Maurício Rodrigues, CEO da divisão agrícola da Bayer na América Latina: “Tem gente que é oradora nata; no meu caso, a confiança em se posicionar veio com treino, repetição e muito estudo” (Reinaldo Canato/Bayer/Divulgação)
Repórter
Publicado em 4 de outubro de 2025 às 08h01.
Assim como no campo, onde cada safra depende das sementes plantadas no passado, Maurício Rodriguescolheu na carreira o que cultivou desde cedo: disciplina, curiosidade e coragem para enfrentar o novo. Hoje, ele é presidente da divisão agrícola da Bayer na América Latina e lidera um negócio bilionário que aposta em agricultura regenerativa, tecnologia e sustentabilidade para crescer.
“Eu tive uma trajetória diferente de muitas pessoas negras no país porque meus pais romperam um ciclo pela educação. Eles me deram condições de competir”, afirma o executivo, que perdeu a mãe ainda aos 12 anos e que hoje é um dos poucos CEOs negros no Brasil.
Nascido na Grande São Paulo, filho de gaúchos, escolheu a Engenharia Civil na Poli-USP e iniciou a carreira no mercado financeiro. O destino, porém, o levou à então Monsanto (hoje Bayer), onde entrou pela área de finanças e nunca mais deixou o agronegócio. “Foi uma entrada casual e hoje já somo 26 anos na companhia”, diz Rodrigues, que em junho de 2021 chegou ao posto de CEO da Bayer Crop Science para a América Latina.
“No final, a gente aprender que quem é responsável pela sua própria carreira é você mesmo,” diz o CEO que compartilha os desafios profissionais e do setor no "De frente com CEO", podcast da EXAME.
No início dos anos 2000, performance individual era quase sinônimo de liderança, afirma o CEO. Hoje, ele resume a régua em três eixos comportamentais: curiosidade, colaboração e um ego bem controlado.

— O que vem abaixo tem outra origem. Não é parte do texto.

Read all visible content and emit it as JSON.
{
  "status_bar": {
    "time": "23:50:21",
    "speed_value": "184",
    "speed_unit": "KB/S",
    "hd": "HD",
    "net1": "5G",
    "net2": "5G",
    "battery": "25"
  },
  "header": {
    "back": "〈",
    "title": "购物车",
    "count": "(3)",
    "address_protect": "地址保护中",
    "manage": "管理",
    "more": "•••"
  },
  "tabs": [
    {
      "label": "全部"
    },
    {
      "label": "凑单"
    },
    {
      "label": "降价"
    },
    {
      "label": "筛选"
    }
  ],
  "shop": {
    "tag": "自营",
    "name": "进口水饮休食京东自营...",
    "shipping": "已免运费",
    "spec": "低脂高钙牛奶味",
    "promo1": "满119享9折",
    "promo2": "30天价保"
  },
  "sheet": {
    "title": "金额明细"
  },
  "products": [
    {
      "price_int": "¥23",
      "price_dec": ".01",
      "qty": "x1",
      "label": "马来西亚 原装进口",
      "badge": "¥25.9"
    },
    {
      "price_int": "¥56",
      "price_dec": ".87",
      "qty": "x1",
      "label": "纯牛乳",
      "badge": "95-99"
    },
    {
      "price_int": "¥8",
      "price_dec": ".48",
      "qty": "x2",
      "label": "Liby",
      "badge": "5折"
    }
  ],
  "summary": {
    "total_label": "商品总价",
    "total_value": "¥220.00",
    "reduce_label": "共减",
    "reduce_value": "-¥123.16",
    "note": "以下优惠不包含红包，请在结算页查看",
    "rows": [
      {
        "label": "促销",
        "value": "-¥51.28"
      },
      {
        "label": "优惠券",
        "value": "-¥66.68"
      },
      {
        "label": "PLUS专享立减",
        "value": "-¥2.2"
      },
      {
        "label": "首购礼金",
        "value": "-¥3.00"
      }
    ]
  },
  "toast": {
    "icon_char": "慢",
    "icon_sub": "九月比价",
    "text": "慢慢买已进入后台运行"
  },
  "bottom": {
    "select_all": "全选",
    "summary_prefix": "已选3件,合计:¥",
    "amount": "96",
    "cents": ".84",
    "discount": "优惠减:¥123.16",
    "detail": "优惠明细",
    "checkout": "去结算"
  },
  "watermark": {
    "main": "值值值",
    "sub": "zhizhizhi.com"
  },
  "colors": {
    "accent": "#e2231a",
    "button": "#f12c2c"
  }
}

“Escutar genuinamente é diferente de fingir que está ouvindo”, diz. “Delegar é parte do trabalho - e um exercício diário de ego,” afirma o executivo.
Para acelerar decisões, a divisão opera com um modelo interno de “Dynamic Shared Ownership” (propriedade compartilhada e dinâmica) que tem como objetivo reduzir as camadas de decisão e dar mais empoderamento às pessoas que estão mais próximas dos problemas.

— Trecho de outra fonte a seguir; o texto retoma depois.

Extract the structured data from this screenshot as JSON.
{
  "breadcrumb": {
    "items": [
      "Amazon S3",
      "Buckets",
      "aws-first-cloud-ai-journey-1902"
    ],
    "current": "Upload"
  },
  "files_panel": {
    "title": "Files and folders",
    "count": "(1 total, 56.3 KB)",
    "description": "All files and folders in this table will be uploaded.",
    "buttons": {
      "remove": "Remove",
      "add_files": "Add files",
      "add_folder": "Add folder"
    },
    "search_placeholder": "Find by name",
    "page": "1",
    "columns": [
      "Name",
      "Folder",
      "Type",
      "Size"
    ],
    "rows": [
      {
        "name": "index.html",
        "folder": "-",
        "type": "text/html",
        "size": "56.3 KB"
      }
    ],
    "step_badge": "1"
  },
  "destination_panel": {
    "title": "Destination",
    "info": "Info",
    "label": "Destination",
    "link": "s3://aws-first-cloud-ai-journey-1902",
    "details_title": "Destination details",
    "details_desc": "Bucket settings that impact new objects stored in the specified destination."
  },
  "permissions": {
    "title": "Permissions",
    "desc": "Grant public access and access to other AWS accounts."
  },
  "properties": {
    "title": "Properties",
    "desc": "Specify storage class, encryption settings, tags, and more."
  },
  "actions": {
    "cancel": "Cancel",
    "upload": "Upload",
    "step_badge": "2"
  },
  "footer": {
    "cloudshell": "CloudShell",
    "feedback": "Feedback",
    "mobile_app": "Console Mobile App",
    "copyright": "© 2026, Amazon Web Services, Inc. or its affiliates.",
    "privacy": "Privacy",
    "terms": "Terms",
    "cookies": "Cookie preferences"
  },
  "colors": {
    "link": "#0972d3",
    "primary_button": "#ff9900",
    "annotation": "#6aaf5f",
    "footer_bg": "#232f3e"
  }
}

“É um exercício muito forte de ego, porque eu preciso confiar nas pessoas, acreditar que elas sabem fazer o trabalho e entender que a minha palavra final nem sempre é a mais relevante", diz. "O papel do líder é identificar onde pode agregar, dar direcionamento estratégico e deixar a estrutura caminhar de forma mais eficiente. É menos sobre camadas e mais sobre autonomia.”

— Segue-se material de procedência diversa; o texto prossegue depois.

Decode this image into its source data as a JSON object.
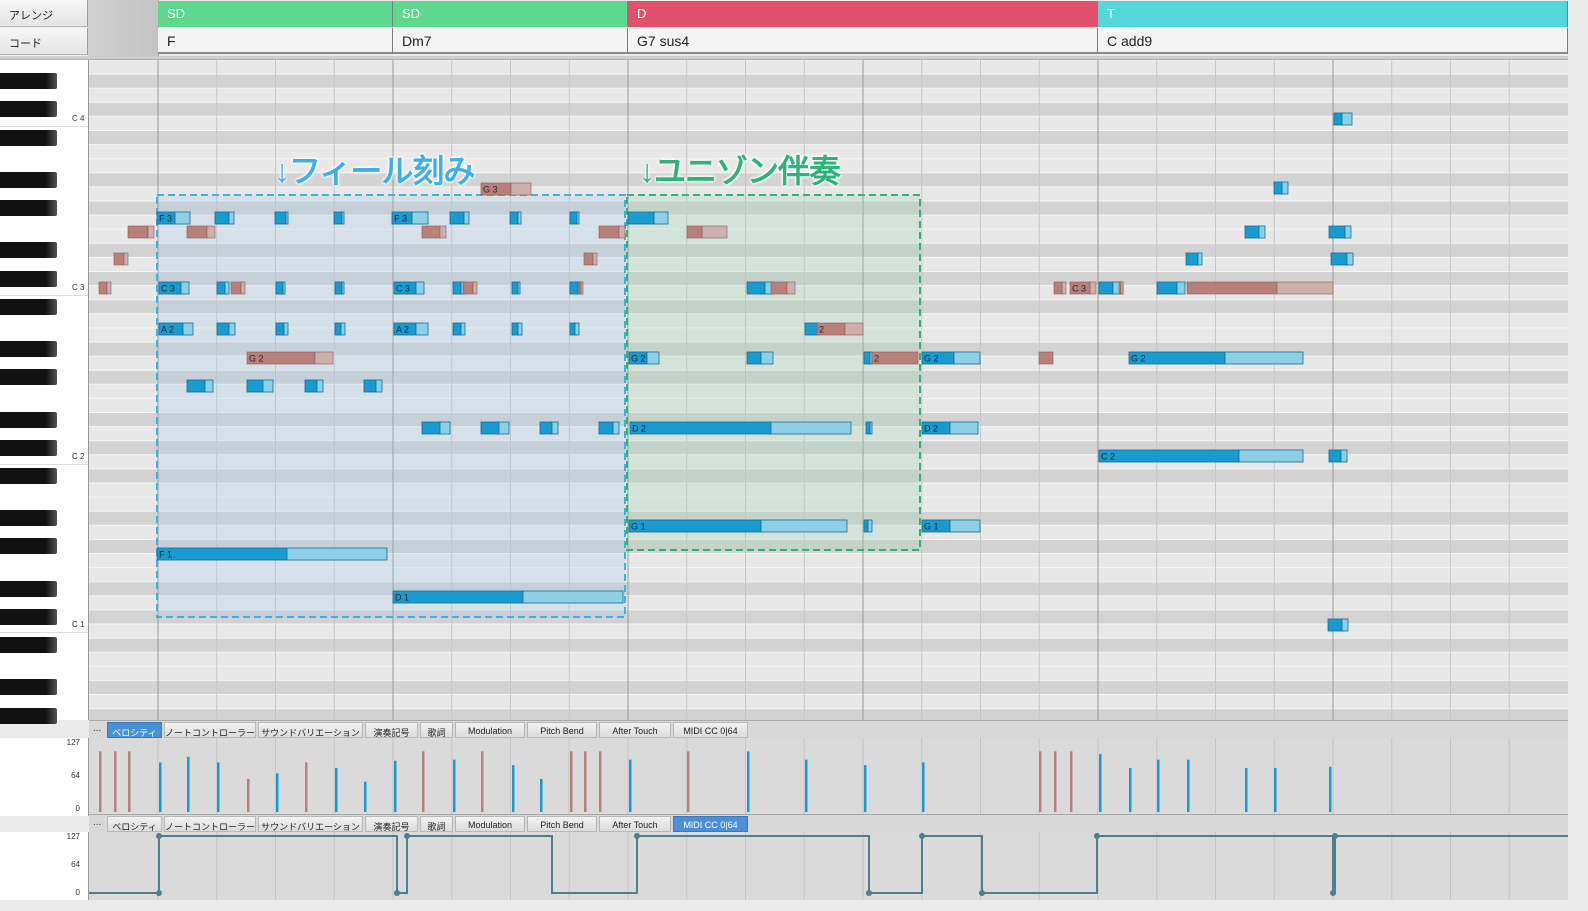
{
  "header": {
    "arrange_label": "アレンジ",
    "chord_label": "コード",
    "sections": [
      {
        "label": "SD",
        "color": "#5ed78f"
      },
      {
        "label": "SD",
        "color": "#5ed78f"
      },
      {
        "label": "D",
        "color": "#e0506a"
      },
      {
        "label": "T",
        "color": "#53d7d9"
      }
    ],
    "chords": [
      "F",
      "Dm7",
      "G7 sus4",
      "C add9"
    ]
  },
  "keyboard": {
    "octave_labels": [
      "C 4",
      "C 3",
      "C 2",
      "C 1"
    ]
  },
  "annotations": {
    "fill_title": "↓フィール刻み",
    "fill_color": "#3db0e6",
    "unison_title": "↓ユニゾン伴奏",
    "unison_color": "#2eb37a"
  },
  "note_labels": [
    "F 3",
    "C 3",
    "A 2",
    "G 2",
    "F 1",
    "G 3",
    "F 3",
    "C 3",
    "A 2",
    "D 1",
    "G 2",
    "D 2",
    "G 1",
    "2",
    "2",
    "G 2",
    "D 2",
    "G 1",
    "C 3",
    "G 2",
    "C 2"
  ],
  "velocity_panel": {
    "more": "...",
    "tabs": [
      "ベロシティ",
      "ノートコントローラー",
      "サウンドバリエーション",
      "演奏記号",
      "歌詞",
      "Modulation",
      "Pitch Bend",
      "After Touch",
      "MIDI CC 0|64"
    ],
    "active_tab": 0,
    "axis": [
      "127",
      "64",
      "0"
    ]
  },
  "cc_panel": {
    "more": "...",
    "tabs": [
      "ベロシティ",
      "ノートコントローラー",
      "サウンドバリエーション",
      "演奏記号",
      "歌詞",
      "Modulation",
      "Pitch Bend",
      "After Touch",
      "MIDI CC 0|64"
    ],
    "active_tab": 8,
    "axis": [
      "127",
      "64",
      "0"
    ]
  },
  "colors": {
    "note_active": "#1a9bd0",
    "note_tail": "#8fcfe6",
    "note_ghost": "#b97f7a",
    "velocity_bar": "#1a9bd0",
    "cc_line": "#4d7f8e"
  }
}
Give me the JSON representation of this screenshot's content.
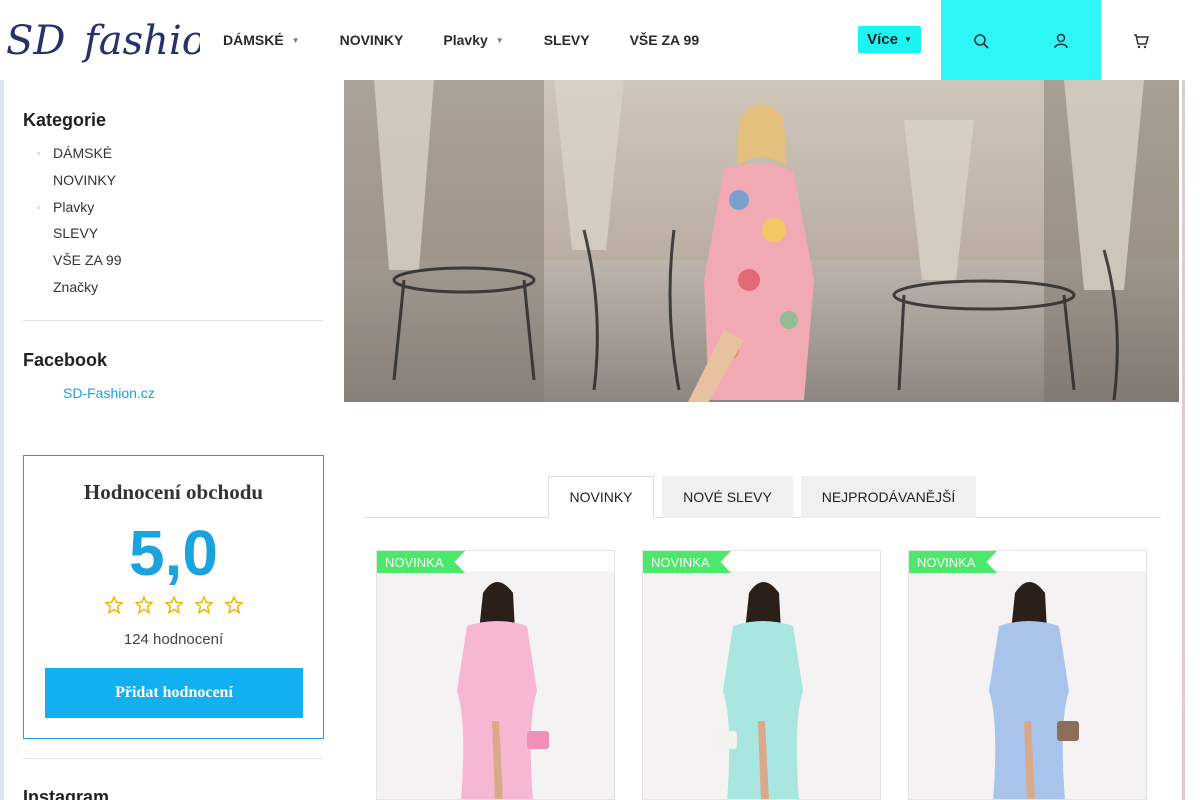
{
  "header": {
    "nav": [
      {
        "label": "DÁMSKÉ",
        "has_dropdown": true
      },
      {
        "label": "NOVINKY",
        "has_dropdown": false
      },
      {
        "label": "Plavky",
        "has_dropdown": true
      },
      {
        "label": "SLEVY",
        "has_dropdown": false
      },
      {
        "label": "VŠE ZA 99",
        "has_dropdown": false
      }
    ],
    "more_label": "Více",
    "accent_color": "#2ef6f6",
    "icons": [
      "search-icon",
      "user-icon",
      "cart-icon"
    ]
  },
  "sidebar": {
    "categories_title": "Kategorie",
    "categories": [
      {
        "label": "DÁMSKÉ",
        "expandable": true
      },
      {
        "label": "NOVINKY",
        "expandable": false
      },
      {
        "label": "Plavky",
        "expandable": true
      },
      {
        "label": "SLEVY",
        "expandable": false
      },
      {
        "label": "VŠE ZA 99",
        "expandable": false
      },
      {
        "label": "Značky",
        "expandable": false
      }
    ],
    "facebook_title": "Facebook",
    "facebook_link": "SD-Fashion.cz",
    "instagram_title": "Instagram"
  },
  "rating": {
    "title": "Hodnocení obchodu",
    "score": "5,0",
    "stars": 5,
    "count": "124 hodnocení",
    "button": "Přidat hodnocení",
    "accent_color": "#1aa3dd"
  },
  "tabs": [
    {
      "label": "NOVINKY",
      "active": true
    },
    {
      "label": "NOVÉ SLEVY",
      "active": false
    },
    {
      "label": "NEJPRODÁVANĚJŠÍ",
      "active": false
    }
  ],
  "products": [
    {
      "badge": "NOVINKA",
      "color": "#f6b7d2"
    },
    {
      "badge": "NOVINKA",
      "color": "#a8e6df"
    },
    {
      "badge": "NOVINKA",
      "color": "#a9c4ea"
    }
  ]
}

Timidez não é defeito, é ponto de atenção, e essa característica Rodrigues venceu com muito estudo. “Eu escutava muito, mas não me posicionava na hora certa”, conta.
Um mentor o provocou a falar mais cedo nas reuniões, com preparo e respeito.
“Tem gente que é oradora nata; no meu caso, a confiança em se posicionar veio com treino, repetição e muito estudo,” afirma Rodrigues.
A experiência internacional foi o outro salto. Rodrigues passou por Estados Unidos e México (2010–2014) e lá entendeu a importância de conhecer novos mundos, o desconforto do novo e a necessidade de ter novos olhares para o negócio que é global.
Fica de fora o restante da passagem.